Looking For Eric explores the tragic psyche of a postal worker on his last nerve. Eric Bishop (Steve Evets) is stuck in a life barely worth living. With two failed marriages, two disrespectful step-sons, and an all-encompassing bout of depression, Eric's deteriorating mind seeks guidance from his hero; Manchester United legend Eric Cantona (played by himself).

Cantona is an interesting presence, as a ‘spirit-guide’ figure, offering philosophical aid in an effort to get pull him out of his rut and get his life in order once again. The idea is certainly original, and promising, but the movie does take a while to build any kind of momentum. The real allure of this film is the gradual development of the ‘other’ Eric, despite a pretty daft final act, witnessed in that down-to-earth, ‘feels almost like a documentary’ style of director Ken Loach.

The very fact that Eric must project his strength into an imaginary representation of his idol, Cantona (rather than embodying that strength himself), demonstrates how truly sad and desperate he is. However, the film is an exploration of his mental journey, and shows how redemption is possible, even from the lowest of low points in a person's life.

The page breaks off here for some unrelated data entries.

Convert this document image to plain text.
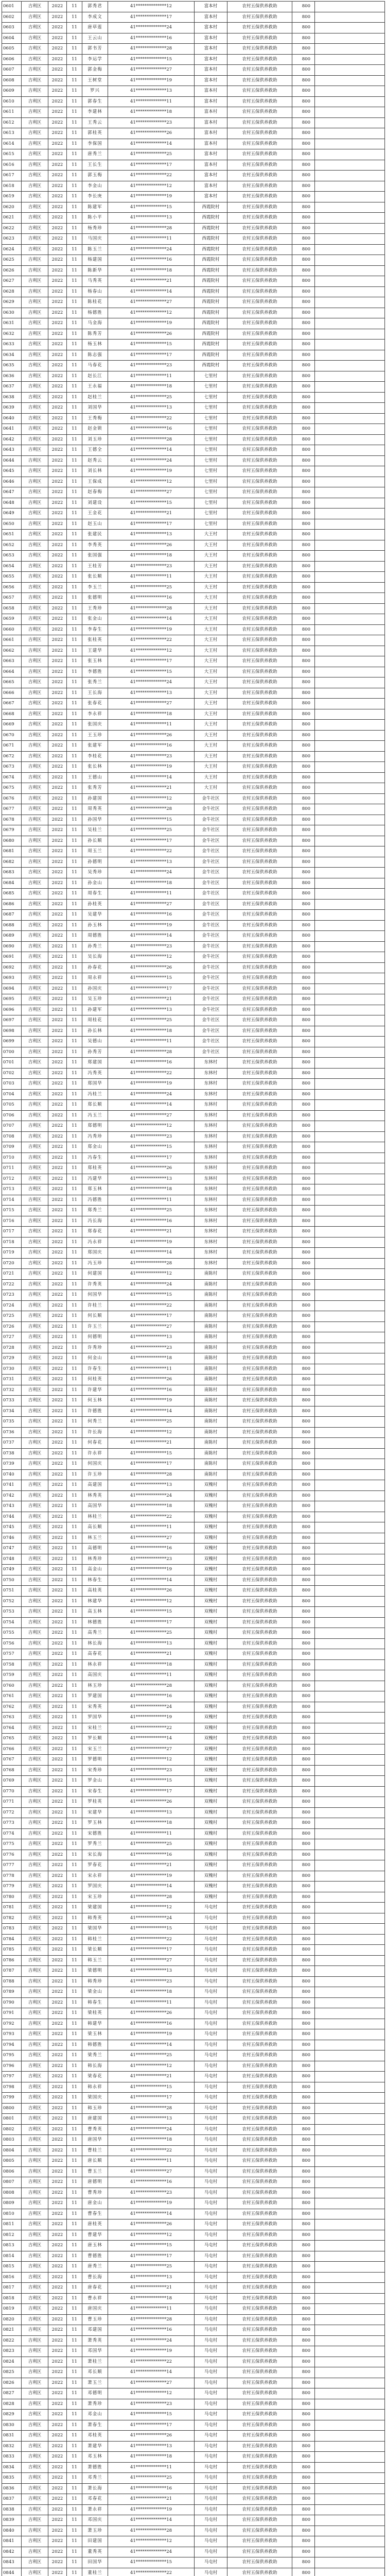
0601	吉利区	2022	11	郭秀君	41**************12	富本村	农村五保供养救助	800	
0602	吉利区	2022	11	李成文	41**************17	富本村	农村五保供养救助	800	
0603	吉利区	2022	11	唐草莲	41**************24	富本村	农村五保供养救助	800	
0604	吉利区	2022	11	王云山	41**************16	富本村	农村五保供养救助	800	
0605	吉利区	2022	11	郭书芳	41**************28	富本村	农村五保供养救助	800	
0606	吉利区	2022	11	李运学	41**************15	富本村	农村五保供养救助	800	
0607	吉利区	2022	11	郭金梅	41**************27	富本村	农村五保供养救助	800	
0608	吉利区	2022	11	王树堂	41**************19	富本村	农村五保供养救助	800	
0609	吉利区	2022	11	罗兴	41**************13	富本村	农村五保供养救助	800	
0610	吉利区	2022	11	郭春生	41**************11	富本村	农村五保供养救助	800	
0611	吉利区	2022	11	李建林	41**************18	富本村	农村五保供养救助	800	
0612	吉利区	2022	11	王秀云	41**************23	富本村	农村五保供养救助	800	
0613	吉利区	2022	11	郭桂英	41**************26	富本村	农村五保供养救助	800	
0614	吉利区	2022	11	李保国	41**************14	富本村	农村五保供养救助	800	
0615	吉利区	2022	11	唐秀兰	41**************25	富本村	农村五保供养救助	800	
0616	吉利区	2022	11	王长生	41**************17	富本村	农村五保供养救助	800	
0617	吉利区	2022	11	郭玉梅	41**************22	富本村	农村五保供养救助	800	
0618	吉利区	2022	11	李金山	41**************12	富本村	农村五保供养救助	800	
0619	吉利区	2022	11	李长庚	41**************19	富本村	农村五保供养救助	800	
0620	吉利区	2022	11	陈建军	41**************15	西霞院村	农村五保供养救助	800	
0621	吉利区	2022	11	陈小平	41**************13	西霞院村	农村五保供养救助	800	
0622	吉利区	2022	11	杨秀珍	41**************28	西霞院村	农村五保供养救助	800	
0623	吉利区	2022	11	马国庆	41**************11	西霞院村	农村五保供养救助	800	
0624	吉利区	2022	11	陈玉兰	41**************24	西霞院村	农村五保供养救助	800	
0625	吉利区	2022	11	杨建国	41**************16	西霞院村	农村五保供养救助	800	
0626	吉利区	2022	11	陈新华	41**************18	西霞院村	农村五保供养救助	800	
0627	吉利区	2022	11	马秀英	41**************21	西霞院村	农村五保供养救助	800	
0628	吉利区	2022	11	杨春山	41**************14	西霞院村	农村五保供养救助	800	
0629	吉利区	2022	11	陈桂花	41**************27	西霞院村	农村五保供养救助	800	
0630	吉利区	2022	11	杨德胜	41**************12	西霞院村	农村五保供养救助	800	
0631	吉利区	2022	11	马金海	41**************19	西霞院村	农村五保供养救助	800	
0632	吉利区	2022	11	陈秀芳	41**************26	西霞院村	农村五保供养救助	800	
0633	吉利区	2022	11	杨玉林	41**************15	西霞院村	农村五保供养救助	800	
0634	吉利区	2022	11	陈志强	41**************17	西霞院村	农村五保供养救助	800	
0635	吉利区	2022	11	马春花	41**************23	西霞院村	农村五保供养救助	800	
0636	吉利区	2022	11	赵长江	41**************11	七里村	农村五保供养救助	800	
0637	吉利区	2022	11	王永福	41**************18	七里村	农村五保供养救助	800	
0638	吉利区	2022	11	赵桂兰	41**************25	七里村	农村五保供养救助	800	
0639	吉利区	2022	11	刘国华	41**************13	七里村	农村五保供养救助	800	
0640	吉利区	2022	11	王秀梅	41**************22	七里村	农村五保供养救助	800	
0641	吉利区	2022	11	赵金锁	41**************16	七里村	农村五保供养救助	800	
0642	吉利区	2022	11	刘玉珍	41**************28	七里村	农村五保供养救助	800	
0643	吉利区	2022	11	王德全	41**************14	七里村	农村五保供养救助	800	
0644	吉利区	2022	11	赵秀云	41**************24	七里村	农村五保供养救助	800	
0645	吉利区	2022	11	刘长林	41**************19	七里村	农村五保供养救助	800	
0646	吉利区	2022	11	王保成	41**************12	七里村	农村五保供养救助	800	
0647	吉利区	2022	11	赵春梅	41**************27	七里村	农村五保供养救助	800	
0648	吉利区	2022	11	刘建设	41**************15	七里村	农村五保供养救助	800	
0649	吉利区	2022	11	王金花	41**************21	七里村	农村五保供养救助	800	
0650	吉利区	2022	11	赵玉山	41**************17	七里村	农村五保供养救助	800	
0651	吉利区	2022	11	张建民	41**************13	大王村	农村五保供养救助	800	
0652	吉利区	2022	11	李秀英	41**************26	大王村	农村五保供养救助	800	
0653	吉利区	2022	11	张国强	41**************18	大王村	农村五保供养救助	800	
0654	吉利区	2022	11	王桂芳	41**************23	大王村	农村五保供养救助	800	
0655	吉利区	2022	11	张长顺	41**************11	大王村	农村五保供养救助	800	
0656	吉利区	2022	11	李玉兰	41**************25	大王村	农村五保供养救助	800	
0657	吉利区	2022	11	张德明	41**************16	大王村	农村五保供养救助	800	
0658	吉利区	2022	11	王秀珍	41**************28	大王村	农村五保供养救助	800	
0659	吉利区	2022	11	张金山	41**************14	大王村	农村五保供养救助	800	
0660	吉利区	2022	11	李春生	41**************19	大王村	农村五保供养救助	800	
0661	吉利区	2022	11	张桂英	41**************22	大王村	农村五保供养救助	800	
0662	吉利区	2022	11	王建华	41**************12	大王村	农村五保供养救助	800	
0663	吉利区	2022	11	张玉林	41**************17	大王村	农村五保供养救助	800	
0664	吉利区	2022	11	李德胜	41**************15	大王村	农村五保供养救助	800	
0665	吉利区	2022	11	张秀兰	41**************24	大王村	农村五保供养救助	800	
0666	吉利区	2022	11	王长海	41**************13	大王村	农村五保供养救助	800	
0667	吉利区	2022	11	张春花	41**************27	大王村	农村五保供养救助	800	
0668	吉利区	2022	11	李永祥	41**************18	大王村	农村五保供养救助	800	
0669	吉利区	2022	11	张国庆	41**************11	大王村	农村五保供养救助	800	
0670	吉利区	2022	11	王玉珍	41**************26	大王村	农村五保供养救助	800	
0671	吉利区	2022	11	张建军	41**************16	大王村	农村五保供养救助	800	
0672	吉利区	2022	11	李桂花	41**************23	大王村	农村五保供养救助	800	
0673	吉利区	2022	11	张长林	41**************19	大王村	农村五保供养救助	800	
0674	吉利区	2022	11	王德山	41**************14	大王村	农村五保供养救助	800	
0675	吉利区	2022	11	张秀芳	41**************21	大王村	农村五保供养救助	800	
0676	吉利区	2022	11	孙建国	41**************12	金牛社区	农村五保供养救助	800	
0677	吉利区	2022	11	周秀英	41**************28	金牛社区	农村五保供养救助	800	
0678	吉利区	2022	11	孙国华	41**************15	金牛社区	农村五保供养救助	800	
0679	吉利区	2022	11	吴桂兰	41**************25	金牛社区	农村五保供养救助	800	
0680	吉利区	2022	11	孙长顺	41**************17	金牛社区	农村五保供养救助	800	
0681	吉利区	2022	11	周玉兰	41**************22	金牛社区	农村五保供养救助	800	
0682	吉利区	2022	11	孙德明	41**************13	金牛社区	农村五保供养救助	800	
0683	吉利区	2022	11	吴秀珍	41**************24	金牛社区	农村五保供养救助	800	
0684	吉利区	2022	11	孙金山	41**************18	金牛社区	农村五保供养救助	800	
0685	吉利区	2022	11	周春生	41**************11	金牛社区	农村五保供养救助	800	
0686	吉利区	2022	11	孙桂英	41**************27	金牛社区	农村五保供养救助	800	
0687	吉利区	2022	11	吴建华	41**************16	金牛社区	农村五保供养救助	800	
0688	吉利区	2022	11	孙玉林	41**************19	金牛社区	农村五保供养救助	800	
0689	吉利区	2022	11	周德胜	41**************14	金牛社区	农村五保供养救助	800	
0690	吉利区	2022	11	孙秀兰	41**************23	金牛社区	农村五保供养救助	800	
0691	吉利区	2022	11	吴长海	41**************12	金牛社区	农村五保供养救助	800	
0692	吉利区	2022	11	孙春花	41**************26	金牛社区	农村五保供养救助	800	
0693	吉利区	2022	11	周永祥	41**************15	金牛社区	农村五保供养救助	800	
0694	吉利区	2022	11	孙国庆	41**************17	金牛社区	农村五保供养救助	800	
0695	吉利区	2022	11	吴玉珍	41**************21	金牛社区	农村五保供养救助	800	
0696	吉利区	2022	11	孙建军	41**************13	金牛社区	农村五保供养救助	800	
0697	吉利区	2022	11	周桂花	41**************25	金牛社区	农村五保供养救助	800	
0698	吉利区	2022	11	孙长林	41**************18	金牛社区	农村五保供养救助	800	
0699	吉利区	2022	11	吴德山	41**************11	金牛社区	农村五保供养救助	800	
0700	吉利区	2022	11	孙秀芳	41**************28	金牛社区	农村五保供养救助	800	
0701	吉利区	2022	11	郑建国	41**************16	东林村	农村五保供养救助	800	
0702	吉利区	2022	11	冯秀英	41**************22	东林村	农村五保供养救助	800	
0703	吉利区	2022	11	郑国华	41**************19	东林村	农村五保供养救助	800	
0704	吉利区	2022	11	冯桂兰	41**************24	东林村	农村五保供养救助	800	
0705	吉利区	2022	11	郑长顺	41**************14	东林村	农村五保供养救助	800	
0706	吉利区	2022	11	冯玉兰	41**************27	东林村	农村五保供养救助	800	
0707	吉利区	2022	11	郑德明	41**************12	东林村	农村五保供养救助	800	
0708	吉利区	2022	11	冯秀珍	41**************23	东林村	农村五保供养救助	800	
0709	吉利区	2022	11	郑金山	41**************15	东林村	农村五保供养救助	800	
0710	吉利区	2022	11	冯春生	41**************17	东林村	农村五保供养救助	800	
0711	吉利区	2022	11	郑桂英	41**************26	东林村	农村五保供养救助	800	
0712	吉利区	2022	11	冯建华	41**************13	东林村	农村五保供养救助	800	
0713	吉利区	2022	11	郑玉林	41**************18	东林村	农村五保供养救助	800	
0714	吉利区	2022	11	冯德胜	41**************11	东林村	农村五保供养救助	800	
0715	吉利区	2022	11	郑秀兰	41**************25	东林村	农村五保供养救助	800	
0716	吉利区	2022	11	冯长海	41**************16	东林村	农村五保供养救助	800	
0717	吉利区	2022	11	郑春花	41**************21	东林村	农村五保供养救助	800	
0718	吉利区	2022	11	冯永祥	41**************19	东林村	农村五保供养救助	800	
0719	吉利区	2022	11	郑国庆	41**************14	东林村	农村五保供养救助	800	
0720	吉利区	2022	11	冯玉珍	41**************28	东林村	农村五保供养救助	800	
0721	吉利区	2022	11	何建国	41**************12	南陈村	农村五保供养救助	800	
0722	吉利区	2022	11	许秀英	41**************24	南陈村	农村五保供养救助	800	
0723	吉利区	2022	11	何国华	41**************15	南陈村	农村五保供养救助	800	
0724	吉利区	2022	11	许桂兰	41**************22	南陈村	农村五保供养救助	800	
0725	吉利区	2022	11	何长顺	41**************17	南陈村	农村五保供养救助	800	
0726	吉利区	2022	11	许玉兰	41**************27	南陈村	农村五保供养救助	800	
0727	吉利区	2022	11	何德明	41**************13	南陈村	农村五保供养救助	800	
0728	吉利区	2022	11	许秀珍	41**************23	南陈村	农村五保供养救助	800	
0729	吉利区	2022	11	何金山	41**************18	南陈村	农村五保供养救助	800	
0730	吉利区	2022	11	许春生	41**************11	南陈村	农村五保供养救助	800	
0731	吉利区	2022	11	何桂英	41**************26	南陈村	农村五保供养救助	800	
0732	吉利区	2022	11	许建华	41**************16	南陈村	农村五保供养救助	800	
0733	吉利区	2022	11	何玉林	41**************19	南陈村	农村五保供养救助	800	
0734	吉利区	2022	11	许德胜	41**************14	南陈村	农村五保供养救助	800	
0735	吉利区	2022	11	何秀兰	41**************25	南陈村	农村五保供养救助	800	
0736	吉利区	2022	11	许长海	41**************12	南陈村	农村五保供养救助	800	
0737	吉利区	2022	11	何春花	41**************21	南陈村	农村五保供养救助	800	
0738	吉利区	2022	11	许永祥	41**************15	南陈村	农村五保供养救助	800	
0739	吉利区	2022	11	何国庆	41**************17	南陈村	农村五保供养救助	800	
0740	吉利区	2022	11	许玉珍	41**************28	南陈村	农村五保供养救助	800	
0741	吉利区	2022	11	高建国	41**************13	双槐村	农村五保供养救助	800	
0742	吉利区	2022	11	林秀英	41**************24	双槐村	农村五保供养救助	800	
0743	吉利区	2022	11	高国华	41**************18	双槐村	农村五保供养救助	800	
0744	吉利区	2022	11	林桂兰	41**************22	双槐村	农村五保供养救助	800	
0745	吉利区	2022	11	高长顺	41**************11	双槐村	农村五保供养救助	800	
0746	吉利区	2022	11	林玉兰	41**************27	双槐村	农村五保供养救助	800	
0747	吉利区	2022	11	高德明	41**************16	双槐村	农村五保供养救助	800	
0748	吉利区	2022	11	林秀珍	41**************23	双槐村	农村五保供养救助	800	
0749	吉利区	2022	11	高金山	41**************19	双槐村	农村五保供养救助	800	
0750	吉利区	2022	11	林春生	41**************14	双槐村	农村五保供养救助	800	
0751	吉利区	2022	11	高桂英	41**************26	双槐村	农村五保供养救助	800	
0752	吉利区	2022	11	林建华	41**************12	双槐村	农村五保供养救助	800	
0753	吉利区	2022	11	高玉林	41**************15	双槐村	农村五保供养救助	800	
0754	吉利区	2022	11	林德胜	41**************17	双槐村	农村五保供养救助	800	
0755	吉利区	2022	11	高秀兰	41**************25	双槐村	农村五保供养救助	800	
0756	吉利区	2022	11	林长海	41**************13	双槐村	农村五保供养救助	800	
0757	吉利区	2022	11	高春花	41**************21	双槐村	农村五保供养救助	800	
0758	吉利区	2022	11	林永祥	41**************18	双槐村	农村五保供养救助	800	
0759	吉利区	2022	11	高国庆	41**************11	双槐村	农村五保供养救助	800	
0760	吉利区	2022	11	林玉珍	41**************28	双槐村	农村五保供养救助	800	
0761	吉利区	2022	11	罗建国	41**************16	双槐村	农村五保供养救助	800	
0762	吉利区	2022	11	宋秀英	41**************24	双槐村	农村五保供养救助	800	
0763	吉利区	2022	11	罗国华	41**************19	双槐村	农村五保供养救助	800	
0764	吉利区	2022	11	宋桂兰	41**************22	双槐村	农村五保供养救助	800	
0765	吉利区	2022	11	罗长顺	41**************14	双槐村	农村五保供养救助	800	
0766	吉利区	2022	11	宋玉兰	41**************27	双槐村	农村五保供养救助	800	
0767	吉利区	2022	11	罗德明	41**************12	双槐村	农村五保供养救助	800	
0768	吉利区	2022	11	宋秀珍	41**************23	双槐村	农村五保供养救助	800	
0769	吉利区	2022	11	罗金山	41**************15	双槐村	农村五保供养救助	800	
0770	吉利区	2022	11	宋春生	41**************17	双槐村	农村五保供养救助	800	
0771	吉利区	2022	11	罗桂英	41**************26	双槐村	农村五保供养救助	800	
0772	吉利区	2022	11	宋建华	41**************13	双槐村	农村五保供养救助	800	
0773	吉利区	2022	11	罗玉林	41**************18	双槐村	农村五保供养救助	800	
0774	吉利区	2022	11	宋德胜	41**************11	双槐村	农村五保供养救助	800	
0775	吉利区	2022	11	罗秀兰	41**************25	双槐村	农村五保供养救助	800	
0776	吉利区	2022	11	宋长海	41**************16	双槐村	农村五保供养救助	800	
0777	吉利区	2022	11	罗春花	41**************21	双槐村	农村五保供养救助	800	
0778	吉利区	2022	11	宋永祥	41**************19	双槐村	农村五保供养救助	800	
0779	吉利区	2022	11	罗国庆	41**************14	双槐村	农村五保供养救助	800	
0780	吉利区	2022	11	宋玉珍	41**************28	双槐村	农村五保供养救助	800	
0781	吉利区	2022	11	梁建国	41**************12	马屯村	农村五保供养救助	800	
0782	吉利区	2022	11	韩秀英	41**************24	马屯村	农村五保供养救助	800	
0783	吉利区	2022	11	梁国华	41**************15	马屯村	农村五保供养救助	800	
0784	吉利区	2022	11	韩桂兰	41**************22	马屯村	农村五保供养救助	800	
0785	吉利区	2022	11	梁长顺	41**************17	马屯村	农村五保供养救助	800	
0786	吉利区	2022	11	韩玉兰	41**************27	马屯村	农村五保供养救助	800	
0787	吉利区	2022	11	梁德明	41**************13	马屯村	农村五保供养救助	800	
0788	吉利区	2022	11	韩秀珍	41**************23	马屯村	农村五保供养救助	800	
0789	吉利区	2022	11	梁金山	41**************18	马屯村	农村五保供养救助	800	
0790	吉利区	2022	11	韩春生	41**************11	马屯村	农村五保供养救助	800	
0791	吉利区	2022	11	梁桂英	41**************26	马屯村	农村五保供养救助	800	
0792	吉利区	2022	11	韩建华	41**************16	马屯村	农村五保供养救助	800	
0793	吉利区	2022	11	梁玉林	41**************19	马屯村	农村五保供养救助	800	
0794	吉利区	2022	11	韩德胜	41**************14	马屯村	农村五保供养救助	800	
0795	吉利区	2022	11	梁秀兰	41**************25	马屯村	农村五保供养救助	800	
0796	吉利区	2022	11	韩长海	41**************12	马屯村	农村五保供养救助	800	
0797	吉利区	2022	11	梁春花	41**************21	马屯村	农村五保供养救助	800	
0798	吉利区	2022	11	韩永祥	41**************15	马屯村	农村五保供养救助	800	
0799	吉利区	2022	11	梁国庆	41**************17	马屯村	农村五保供养救助	800	
0800	吉利区	2022	11	韩玉珍	41**************28	马屯村	农村五保供养救助	800	
0801	吉利区	2022	11	唐建国	41**************13	马屯村	农村五保供养救助	800	
0802	吉利区	2022	11	曹秀英	41**************24	马屯村	农村五保供养救助	800	
0803	吉利区	2022	11	唐国华	41**************18	马屯村	农村五保供养救助	800	
0804	吉利区	2022	11	曹桂兰	41**************22	马屯村	农村五保供养救助	800	
0805	吉利区	2022	11	唐长顺	41**************11	马屯村	农村五保供养救助	800	
0806	吉利区	2022	11	曹玉兰	41**************27	马屯村	农村五保供养救助	800	
0807	吉利区	2022	11	唐德明	41**************16	马屯村	农村五保供养救助	800	
0808	吉利区	2022	11	曹秀珍	41**************23	马屯村	农村五保供养救助	800	
0809	吉利区	2022	11	唐金山	41**************19	马屯村	农村五保供养救助	800	
0810	吉利区	2022	11	曹春生	41**************14	马屯村	农村五保供养救助	800	
0811	吉利区	2022	11	唐桂英	41**************26	马屯村	农村五保供养救助	800	
0812	吉利区	2022	11	曹建华	41**************12	马屯村	农村五保供养救助	800	
0813	吉利区	2022	11	唐玉林	41**************15	马屯村	农村五保供养救助	800	
0814	吉利区	2022	11	曹德胜	41**************17	马屯村	农村五保供养救助	800	
0815	吉利区	2022	11	唐秀兰	41**************25	马屯村	农村五保供养救助	800	
0816	吉利区	2022	11	曹长海	41**************13	马屯村	农村五保供养救助	800	
0817	吉利区	2022	11	唐春花	41**************21	马屯村	农村五保供养救助	800	
0818	吉利区	2022	11	曹永祥	41**************18	马屯村	农村五保供养救助	800	
0819	吉利区	2022	11	唐国庆	41**************11	马屯村	农村五保供养救助	800	
0820	吉利区	2022	11	曹玉珍	41**************28	马屯村	农村五保供养救助	800	
0821	吉利区	2022	11	邓建国	41**************16	马屯村	农村五保供养救助	800	
0822	吉利区	2022	11	萧秀英	41**************24	马屯村	农村五保供养救助	800	
0823	吉利区	2022	11	邓国华	41**************19	马屯村	农村五保供养救助	800	
0824	吉利区	2022	11	萧桂兰	41**************22	马屯村	农村五保供养救助	800	
0825	吉利区	2022	11	邓长顺	41**************14	马屯村	农村五保供养救助	800	
0826	吉利区	2022	11	萧玉兰	41**************27	马屯村	农村五保供养救助	800	
0827	吉利区	2022	11	邓德明	41**************12	马屯村	农村五保供养救助	800	
0828	吉利区	2022	11	萧秀珍	41**************23	马屯村	农村五保供养救助	800	
0829	吉利区	2022	11	邓金山	41**************15	马屯村	农村五保供养救助	800	
0830	吉利区	2022	11	萧春生	41**************17	马屯村	农村五保供养救助	800	
0831	吉利区	2022	11	邓桂英	41**************26	马屯村	农村五保供养救助	800	
0832	吉利区	2022	11	萧建华	41**************13	马屯村	农村五保供养救助	800	
0833	吉利区	2022	11	邓玉林	41**************18	马屯村	农村五保供养救助	800	
0834	吉利区	2022	11	萧德胜	41**************11	马屯村	农村五保供养救助	800	
0835	吉利区	2022	11	邓秀兰	41**************25	马屯村	农村五保供养救助	800	
0836	吉利区	2022	11	萧长海	41**************16	马屯村	农村五保供养救助	800	
0837	吉利区	2022	11	邓春花	41**************21	马屯村	农村五保供养救助	800	
0838	吉利区	2022	11	萧永祥	41**************19	马屯村	农村五保供养救助	800	
0839	吉利区	2022	11	邓国庆	41**************14	马屯村	农村五保供养救助	800	
0840	吉利区	2022	11	萧玉珍	41**************28	马屯村	农村五保供养救助	800	
0841	吉利区	2022	11	田建国	41**************12	马屯村	农村五保供养救助	800	
0842	吉利区	2022	11	董秀英	41**************24	马屯村	农村五保供养救助	800	
0843	吉利区	2022	11	田国华	41**************15	马屯村	农村五保供养救助	800	
0844	吉利区	2022	11	董桂兰	41**************22	马屯村	农村五保供养救助	800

Described as an ‘heroic comedy’ by distributors Icon, Looking For Eric achieves that heroism not in the way you might expect from a diet of Rocky, but in the most understated way possible, through perseverance and accumulative effort. It does lack that “comedy” element if that is what they are trying to pitch.

While definitely a film for football fans (there are times when the characters will discuss certain matches, plays, players… all of which will go straight over the head of someone who doesn't follow the sport), Looking For Eric has a lot of heart, and the performances are very good. Cantona's thick French accent gets by adequately. It isn't a bad watch, even for those of a non-football type.